Je pris son silence soudain comme une approbation et continuai :

– Enfant, je souffrais d'une maladie incurable. Je devais avoir une dizaine d'années. Mon état se dégradait de jour en jour, au grand dam de mon père qui avait déjà perdu sa femme en couche à la naissance de mon petit frère. Cependant, un jour un peu de force me revint et j'en profitai pour fuguer dans le jardin. C'est ce jour que la dame blanche m'apparut pour la première fois. Elle m'a trouvé, soigné et par là même, m'a transmis ce pouvoir magique. Elle a fait de moi le souverain de toutes les créatures, plantes et insectes sur Terre.

– Et pourquoi vous a-t-elle rendu amnésique ?

– D'après ces derniers mots, pour me protéger.

– De qui ?

– Elle ne me l'a pas dit. Je me souviens juste de ses larmes sur sa peau d'ivoire. Je suppose qu'elle devait parler de mon père qui me battait. Je ne me remémore cette atrocité que maintenant : il me frappait chaque soir avant ma maladie car je flânais dans le jardin au lieu de faire mes devoirs.

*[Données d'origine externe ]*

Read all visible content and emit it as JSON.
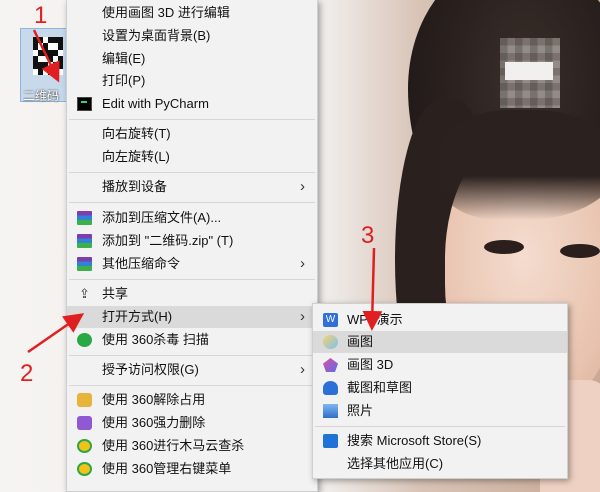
{
  "desktop": {
    "icon_label": "二维码"
  },
  "context_menu": {
    "items": [
      {
        "label": "使用画图 3D 进行编辑"
      },
      {
        "label": "设置为桌面背景(B)"
      },
      {
        "label": "编辑(E)"
      },
      {
        "label": "打印(P)"
      },
      {
        "label": "Edit with PyCharm"
      },
      {
        "label": "向右旋转(T)"
      },
      {
        "label": "向左旋转(L)"
      },
      {
        "label": "播放到设备"
      },
      {
        "label": "添加到压缩文件(A)..."
      },
      {
        "label": "添加到 \"二维码.zip\" (T)"
      },
      {
        "label": "其他压缩命令"
      },
      {
        "label": "共享"
      },
      {
        "label": "打开方式(H)"
      },
      {
        "label": "使用 360杀毒 扫描"
      },
      {
        "label": "授予访问权限(G)"
      },
      {
        "label": "使用 360解除占用"
      },
      {
        "label": "使用 360强力删除"
      },
      {
        "label": "使用 360进行木马云查杀"
      },
      {
        "label": "使用 360管理右键菜单"
      }
    ]
  },
  "open_with_menu": {
    "items": [
      {
        "label": "WPS演示"
      },
      {
        "label": "画图"
      },
      {
        "label": "画图 3D"
      },
      {
        "label": "截图和草图"
      },
      {
        "label": "照片"
      },
      {
        "label": "搜索 Microsoft Store(S)"
      },
      {
        "label": "选择其他应用(C)"
      }
    ]
  },
  "annotations": {
    "step1": "1",
    "step2": "2",
    "step3": "3"
  },
  "colors": {
    "annotation": "#e02020",
    "menu_bg": "#f2f2f2",
    "highlight": "#dadada"
  }
}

Ou peut-être voulait-elle me protéger de votre confrérie au vu de votre réaction : il semble que vous soyez irrité d'apprendre qu'elle n'ait pas l'exclusivité de ce pouvoir.

– Je n'en sais rien. Si la confrérie est au courant de l'existence de cette créature, elle le cache à ses apprentis. Et en admettant que tout cela soit vrai, qu'allez-vous faire de moi maintenant ? Me tuer ? Comme je comptais faire pour vous ?

Je plongeai mon regard encore plus profondément dans ses yeux tout en lui souriant.

– Vous tuer ? Non, voyons ! Vous êtes l'un de mes sujets à présent. Vous allez me servir loyalement, et ensemble nous regrouperons les âmes perdues d’Heartwood et bâtirons un nouveau royaume dans lequel les enfants auront le droit de rêver !

– Et vous croyez qu’ils accepterons sans rien dire ?

– Non, les adultes sont bornés. C’est pour cela que nous devons d’abord détruire les carcans disciplinaires qu’ils nous ont bâtis.